We want to send data from our Snowflake Data Warehouse to 3rd party systems. The basic workflow is this:
Run a query in Snowflake to cache a table of data
Get the data from the cache table
Post the data to 3rd party systems such as our marketing automation system (Eloqua) or to our in-app messaging tool (Mixpanel)
This data is data about users and tied to specific emails so we’d like the most secure way to pass this data.
We could use an XCom for this but I’m not sure that’s the best way. How long is the data in the XCom stored? If we use an XCom is there a way to purge this data from the task history? Will using an XCom unnecessarily drive up our storage?
Is there a better and more secure best practice for this operation and passing data between 2 systems.
Typically you should not use xcom to pass datasets. Xcom is intended to pass metatdata about datasets between tasks. So instead of passing the data, you would typically store the data in s3 or gcs and then pas the key for that data via xcom to downstream tasks. Xcoms are store in the backend database and are pemanently persisted. So it would last forever unless you cleaned it up.
For your scenario you can have a DAG that
pulls from snowflake and stores in S3
a task for each 3rd party system that loads from s3 to 3rd party system (custom operator or PythonOperator)

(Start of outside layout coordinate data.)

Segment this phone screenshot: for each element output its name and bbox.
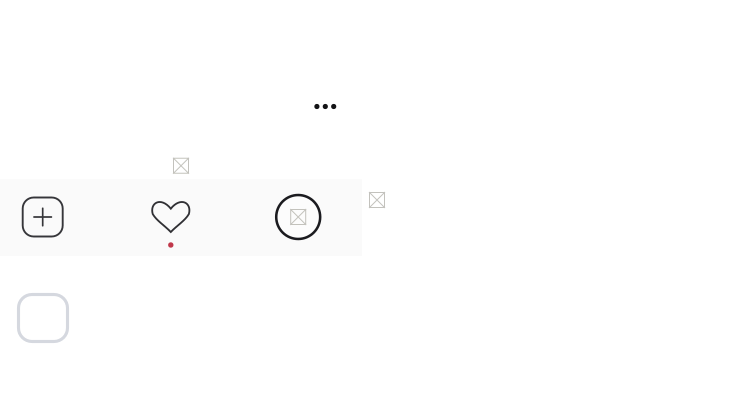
button[interactable]: Profile	[275, 194, 322, 240]
button[interactable]: New post	[21, 195, 65, 239]
image	[369, 192, 385, 208]
image	[173, 158, 189, 174]
button[interactable]: More options	[303, 90, 347, 124]
image	[290, 209, 306, 225]
button[interactable]: Activity	[149, 195, 193, 239]
button[interactable]: Home	[11, 287, 75, 349]
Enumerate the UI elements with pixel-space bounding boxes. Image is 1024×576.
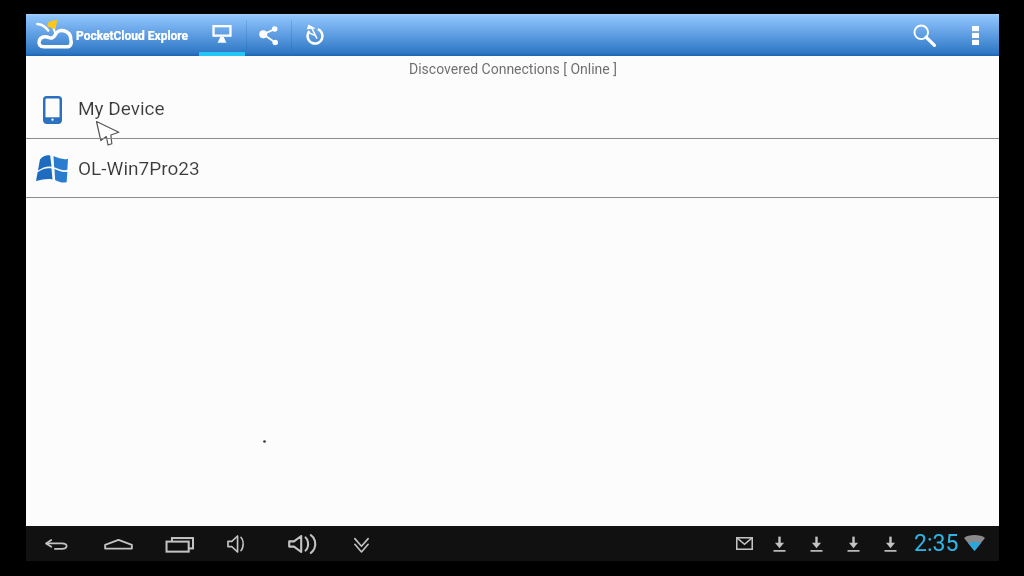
staticText: 2:35: [914, 530, 959, 557]
button[interactable]: Search: [903, 14, 947, 56]
button[interactable]: Recents: [162, 527, 196, 561]
button[interactable]: OL-Win7Pro23: [26, 139, 999, 197]
button[interactable]: Home: [101, 527, 135, 561]
staticText: PocketCloud Explore: [76, 29, 189, 43]
button[interactable]: Back: [40, 527, 74, 561]
button[interactable]: Volume up: [286, 527, 320, 561]
button[interactable]: Share: [245, 14, 291, 56]
button[interactable]: More options: [955, 14, 995, 56]
staticText: OL-Win7Pro23: [78, 157, 200, 179]
staticText: My Device: [78, 97, 165, 119]
button[interactable]: My Device: [26, 82, 999, 138]
button[interactable]: Volume down: [222, 527, 256, 561]
button[interactable]: Collapse: [344, 527, 378, 561]
button[interactable]: Refresh: [292, 14, 338, 56]
button[interactable]: Devices: [199, 14, 245, 56]
staticText: Discovered Connections [ Online ]: [409, 61, 617, 77]
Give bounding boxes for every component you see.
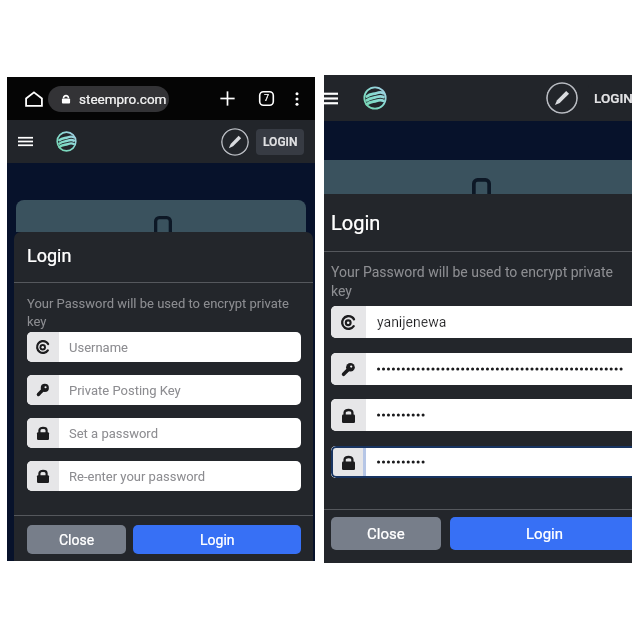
- button[interactable]: Tabs: [252, 77, 280, 120]
- button[interactable]: Close: [331, 517, 441, 550]
- staticText: yanijenewa: [377, 314, 447, 330]
- button[interactable]: Re-enter your password: [27, 461, 301, 491]
- button[interactable]: Login: [450, 517, 632, 550]
- staticText: Private Posting Key: [69, 383, 181, 398]
- staticText: 7: [264, 93, 270, 104]
- button[interactable]: Private Posting Key: [27, 375, 301, 405]
- staticText: Your Password will be used to encrypt pr…: [27, 296, 302, 329]
- staticText: Set a password: [69, 426, 158, 441]
- button[interactable]: More options: [284, 77, 310, 120]
- staticText: Your Password will be used to encrypt pr…: [331, 264, 627, 299]
- staticText: Close: [59, 532, 95, 548]
- button[interactable]: Close: [27, 525, 126, 554]
- button[interactable]: Set a password: [27, 418, 301, 448]
- button[interactable]: Username: [27, 332, 301, 362]
- staticText: Close: [367, 525, 405, 543]
- button[interactable]: Login: [133, 525, 301, 554]
- button[interactable]: steempro.com: [48, 86, 169, 112]
- staticText: LOGIN: [263, 135, 298, 149]
- button[interactable]: yanijenewa: [331, 306, 632, 338]
- button[interactable]: [331, 353, 632, 385]
- button[interactable]: New tab: [213, 77, 241, 120]
- staticText: Username: [69, 340, 128, 355]
- button[interactable]: [331, 446, 632, 478]
- button[interactable]: LOGIN: [588, 84, 632, 112]
- button[interactable]: Home: [19, 77, 48, 120]
- staticText: steempro.com: [79, 91, 167, 107]
- button[interactable]: Menu: [324, 75, 338, 121]
- staticText: Login: [526, 525, 563, 543]
- staticText: Login: [200, 532, 235, 548]
- staticText: Login: [27, 245, 72, 266]
- staticText: LOGIN: [594, 90, 632, 106]
- button[interactable]: Create post: [221, 128, 249, 156]
- button[interactable]: Create post: [546, 82, 578, 114]
- button[interactable]: [331, 399, 632, 431]
- staticText: Login: [331, 211, 381, 234]
- button[interactable]: SteemPro home: [56, 131, 77, 152]
- button[interactable]: LOGIN: [256, 129, 304, 155]
- button[interactable]: SteemPro home: [363, 86, 387, 110]
- button[interactable]: Menu: [18, 120, 33, 163]
- staticText: Re-enter your password: [69, 469, 206, 484]
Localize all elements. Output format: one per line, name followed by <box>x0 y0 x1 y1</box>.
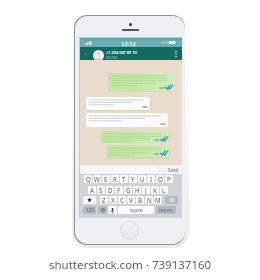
button[interactable]: H <box>133 186 141 194</box>
button[interactable]: O <box>156 175 164 183</box>
staticText: Y <box>131 175 135 183</box>
staticText: J <box>145 186 147 194</box>
button[interactable]: P <box>165 175 173 183</box>
button[interactable]: Contact photo <box>93 50 104 61</box>
button[interactable] <box>101 131 169 143</box>
button[interactable]: Home <box>120 221 139 240</box>
button[interactable]: C <box>118 196 126 204</box>
staticText: F <box>117 186 121 194</box>
button[interactable] <box>86 113 168 127</box>
button[interactable]: L <box>160 186 168 194</box>
staticText: B <box>138 196 143 204</box>
staticText: X <box>111 196 115 204</box>
staticText: S <box>99 186 103 194</box>
button[interactable]: K <box>151 186 159 194</box>
staticText: C <box>120 196 124 204</box>
button[interactable]: V <box>127 196 135 204</box>
button[interactable] <box>107 145 169 157</box>
staticText: Z <box>102 196 106 204</box>
button[interactable]: space <box>118 206 154 214</box>
staticText: K <box>153 186 157 194</box>
staticText: M <box>155 196 161 204</box>
button[interactable]: U <box>138 175 146 183</box>
button[interactable]: E <box>102 175 110 183</box>
button[interactable]: Emoji <box>98 206 107 214</box>
button[interactable]: W <box>93 175 101 183</box>
button[interactable]: M <box>154 196 162 204</box>
staticText: space <box>130 207 143 213</box>
staticText: A <box>90 186 94 194</box>
staticText: O <box>158 175 163 183</box>
button[interactable]: Dictate <box>108 206 117 214</box>
staticText: 12:12 <box>121 40 136 48</box>
button[interactable]: N <box>145 196 153 204</box>
staticText: +1 234 567 89 10 <box>106 50 137 55</box>
staticText: L <box>162 186 166 194</box>
staticText: Send <box>168 167 179 173</box>
button[interactable]: Backspace <box>165 196 178 204</box>
button[interactable]: Y <box>129 175 137 183</box>
button[interactable]: F <box>115 186 123 194</box>
button[interactable]: return <box>156 206 176 214</box>
button[interactable]: R <box>111 175 119 183</box>
button[interactable]: Shift <box>83 196 96 204</box>
button[interactable]: D <box>106 186 114 194</box>
button[interactable]: J <box>142 186 150 194</box>
staticText: U <box>140 175 145 183</box>
staticText: Q <box>86 175 91 183</box>
staticText: N <box>147 196 152 204</box>
staticText: shutterstock.com · 739137160 <box>49 257 212 273</box>
staticText: G <box>126 186 131 194</box>
button[interactable]: I <box>147 175 155 183</box>
staticText: 123 <box>86 207 94 213</box>
button[interactable]: Q <box>84 175 92 183</box>
button[interactable]: A <box>88 186 96 194</box>
staticText: 100% <box>161 41 170 45</box>
button[interactable]: 123 <box>83 206 96 214</box>
button[interactable] <box>86 97 150 110</box>
button[interactable]: Z <box>100 196 108 204</box>
staticText: R <box>113 175 117 183</box>
button[interactable]: Send <box>168 167 179 173</box>
staticText: T <box>122 175 126 183</box>
staticText: P <box>167 175 171 183</box>
staticText: E <box>104 175 108 183</box>
button[interactable]: T <box>120 175 128 183</box>
button[interactable]: S <box>97 186 105 194</box>
staticText: I <box>150 175 153 183</box>
button[interactable]: More options <box>172 49 180 58</box>
button[interactable]: G <box>124 186 132 194</box>
staticText: H <box>135 186 140 194</box>
button[interactable] <box>109 73 174 91</box>
staticText: V <box>129 196 133 204</box>
staticText: W <box>94 175 100 183</box>
staticText: D <box>108 186 113 194</box>
staticText: ONLINE <box>106 56 118 60</box>
staticText: return <box>159 207 173 213</box>
button[interactable]: Back <box>82 49 91 58</box>
button[interactable]: B <box>136 196 144 204</box>
button[interactable]: X <box>109 196 117 204</box>
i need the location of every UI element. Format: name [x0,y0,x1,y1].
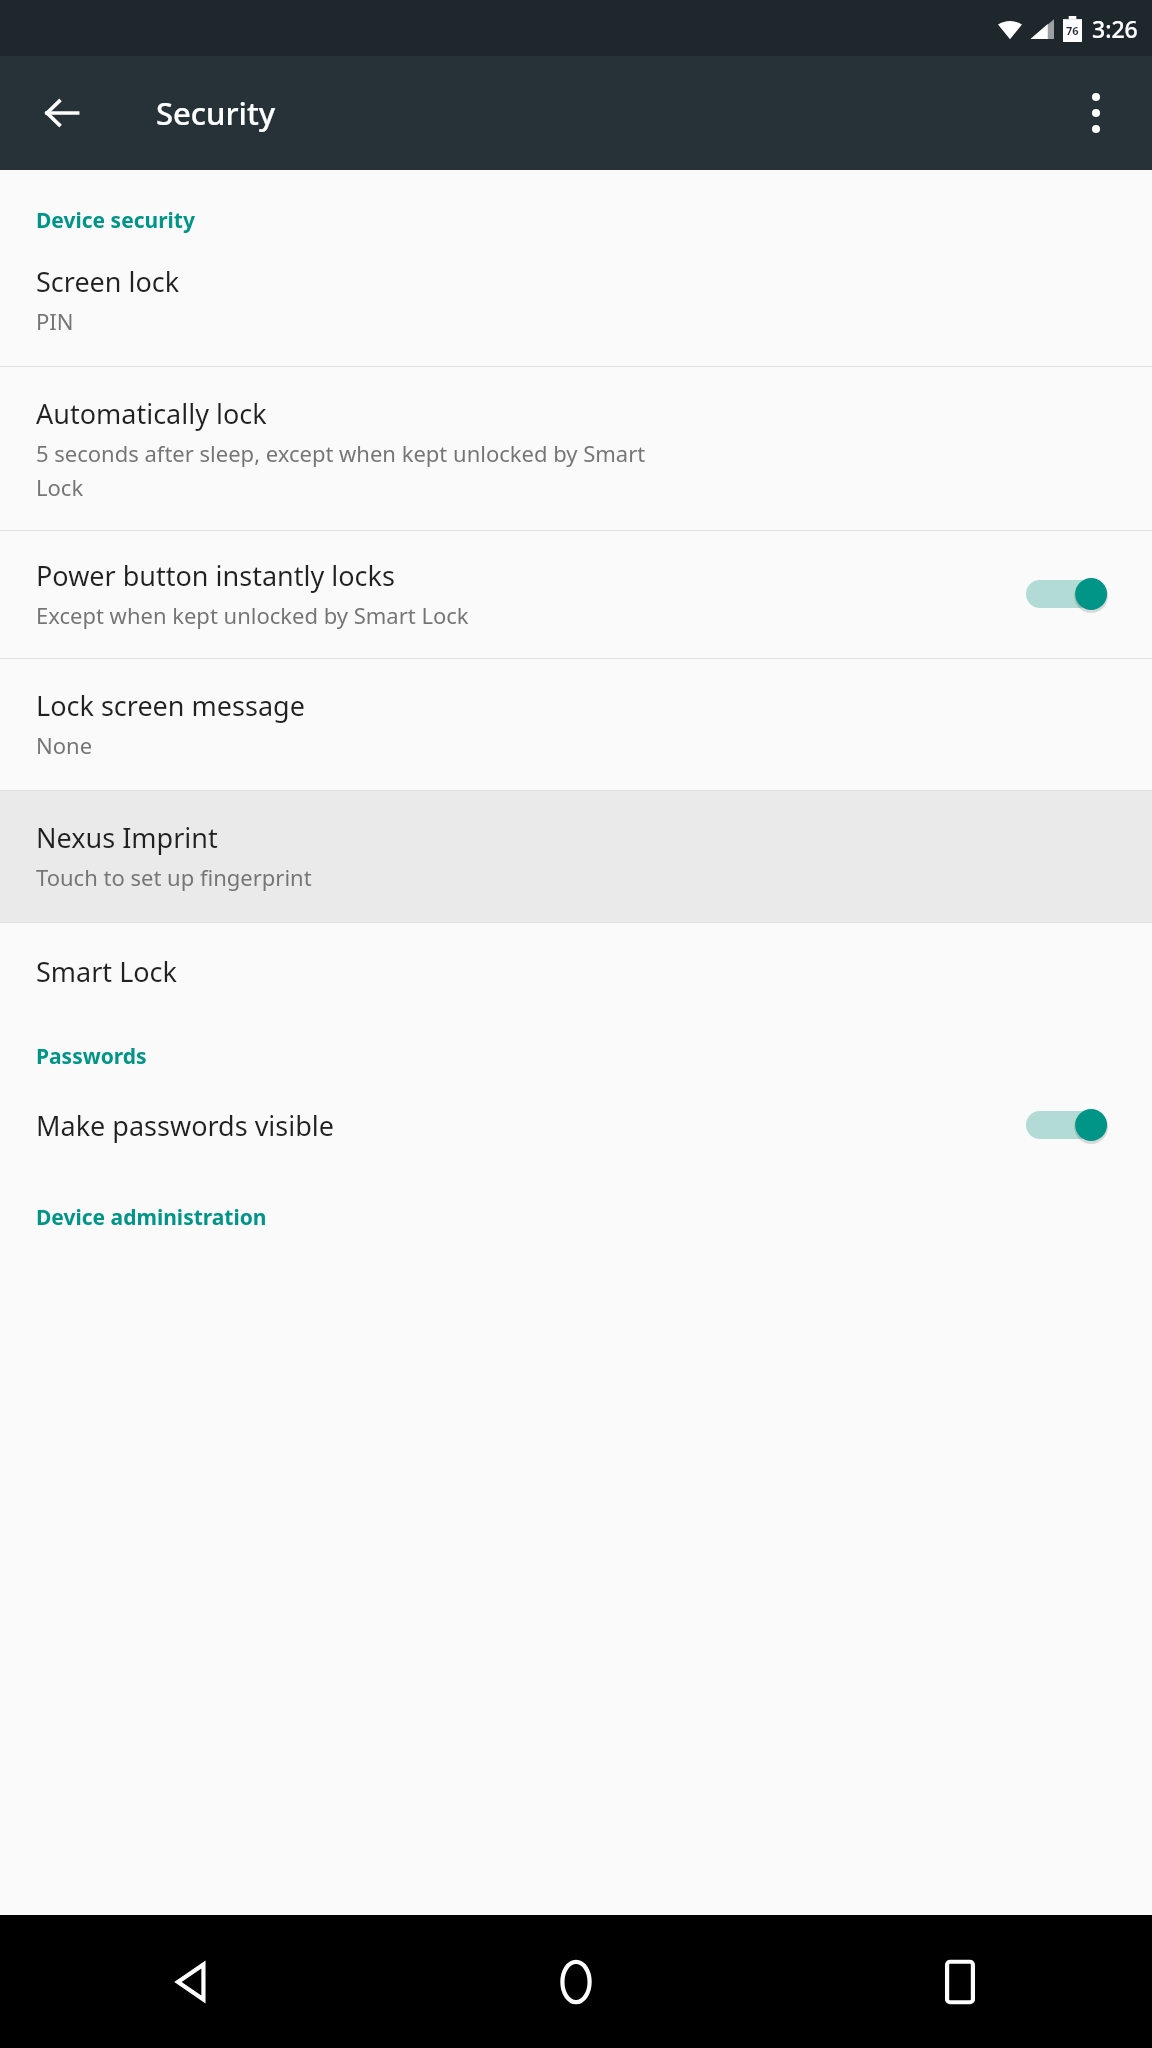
staticText: 76 [1066,23,1079,38]
button[interactable]: Automatically lock [0,367,1152,530]
staticText: Security [156,92,276,134]
button[interactable]: Lock screen message [0,659,1152,790]
staticText: 3:26 [1092,13,1138,44]
staticText: Smart Lock [36,953,177,990]
staticText: 5 seconds after sleep, except when kept … [36,438,646,502]
button[interactable]: Nexus Imprint [0,791,1152,922]
button[interactable] [1026,566,1122,622]
button[interactable]: Recent apps [768,1915,1152,2048]
staticText: PIN [36,306,74,336]
staticText: Lock screen message [36,687,305,724]
button[interactable]: Smart Lock [0,923,1152,1020]
staticText: Touch to set up fingerprint [36,862,312,892]
staticText: Device security [36,206,195,235]
staticText: Nexus Imprint [36,819,218,856]
button[interactable]: More options [1054,71,1138,155]
button[interactable]: Back [18,69,106,157]
staticText: Except when kept unlocked by Smart Lock [36,600,469,630]
staticText: Make passwords visible [36,1107,335,1144]
staticText: Screen lock [36,263,180,300]
button[interactable]: Back [0,1915,384,2048]
staticText: Power button instantly locks [36,557,395,594]
button[interactable]: Make passwords visible [0,1075,1152,1179]
button[interactable]: Power button instantly locks [0,531,1152,658]
staticText: Automatically lock [36,395,267,432]
button[interactable]: Home [384,1915,768,2048]
button[interactable]: Screen lock [0,239,1152,366]
button[interactable] [1026,1097,1122,1153]
staticText: Passwords [36,1042,147,1071]
staticText: Device administration [36,1203,267,1232]
staticText: None [36,730,93,760]
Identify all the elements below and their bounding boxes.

then a cleanup task that removes the data from s3. This sould probably be set to all_complete instead of all_success so it runs even if a prior tasks fails so data is never left in s3
If you don’t want to stage the data in s3 then you can just build a custom operator for each of your 3rd party systems such as a SnowflakeToEloquaOperator and a SnowflakeToMixpanelOperator. (you wound end up querying snowflake once per system) Have a look at the operators on Airflow’s git hub that move data between systems. We describe these as transfer operators and are the intended pattern for Airflow.